Going through Chapter 13 bankruptcy may seem to close off financial options such as refinancing your home mortgage. However, this is not necessarily the case. Refinancing your mortgage may be possible, and at a time sooner than you think.
According to U.S. News and World Report, you might be able to refinance your home at different times following your bankruptcy or even before you have completed it.
During Chapter 13
To refinance your mortgage while under bankruptcy protection, you need approval from various parties, not just your lender. Your bankruptcy judge and your trustee may believe that mortgage refinancing could make it harder for you to fulfill your repayment plan and will not allow you to pursue it.

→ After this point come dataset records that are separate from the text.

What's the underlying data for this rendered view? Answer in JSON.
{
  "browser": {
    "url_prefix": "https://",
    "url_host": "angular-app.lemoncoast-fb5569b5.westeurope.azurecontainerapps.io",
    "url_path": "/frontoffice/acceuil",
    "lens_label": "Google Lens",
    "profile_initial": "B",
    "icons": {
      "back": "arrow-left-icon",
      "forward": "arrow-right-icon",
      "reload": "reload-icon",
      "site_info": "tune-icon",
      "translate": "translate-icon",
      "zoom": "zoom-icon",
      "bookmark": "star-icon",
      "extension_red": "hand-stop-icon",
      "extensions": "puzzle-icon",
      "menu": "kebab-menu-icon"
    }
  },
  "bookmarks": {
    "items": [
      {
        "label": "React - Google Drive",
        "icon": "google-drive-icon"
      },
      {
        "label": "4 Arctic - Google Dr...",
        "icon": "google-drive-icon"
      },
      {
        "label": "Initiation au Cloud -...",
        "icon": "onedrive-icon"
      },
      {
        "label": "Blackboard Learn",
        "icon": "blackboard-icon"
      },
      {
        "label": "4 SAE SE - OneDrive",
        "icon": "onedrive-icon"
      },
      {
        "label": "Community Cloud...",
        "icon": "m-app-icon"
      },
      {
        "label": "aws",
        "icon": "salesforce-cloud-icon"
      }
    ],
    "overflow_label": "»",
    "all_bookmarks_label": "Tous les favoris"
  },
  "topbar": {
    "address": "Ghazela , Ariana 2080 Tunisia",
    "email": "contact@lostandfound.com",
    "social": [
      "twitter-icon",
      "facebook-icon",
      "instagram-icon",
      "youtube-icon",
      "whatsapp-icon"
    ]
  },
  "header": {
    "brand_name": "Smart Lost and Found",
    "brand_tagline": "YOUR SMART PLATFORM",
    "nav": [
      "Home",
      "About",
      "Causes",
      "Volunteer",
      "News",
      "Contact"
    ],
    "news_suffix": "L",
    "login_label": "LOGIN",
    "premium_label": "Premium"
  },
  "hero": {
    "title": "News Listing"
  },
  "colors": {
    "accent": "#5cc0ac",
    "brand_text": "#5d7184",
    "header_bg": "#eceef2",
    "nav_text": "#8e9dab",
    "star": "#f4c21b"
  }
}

You will probably require evidence that changes in your mortgages will reduce your financial hardships and help you pay your debts. This could win approval from your bankruptcy court and trustee.
After bankruptcy is complete
Following Chapter 13 bankruptcy, there is a waiting period before you can refinance a mortgage, but it will depend on different factors. If a court dismissed your bankruptcy filing, your waiting period could last four years at least, though special situations may reduce it to two years. If you have successfully completed bankruptcy, your period could likewise be just two years.
However, your waiting period could lengthen to five years if you have filed bankruptcy multiple times in the last seven years. In fact, you may not be able to qualify for any home loan during this time.
Finally, be aware that your lender will probably have requirements for bankruptcy filers to qualify for mortgage refinancing. Knowing the timelines of bankruptcy and your lender could help you figure out when you have a chance to alter your mortgage.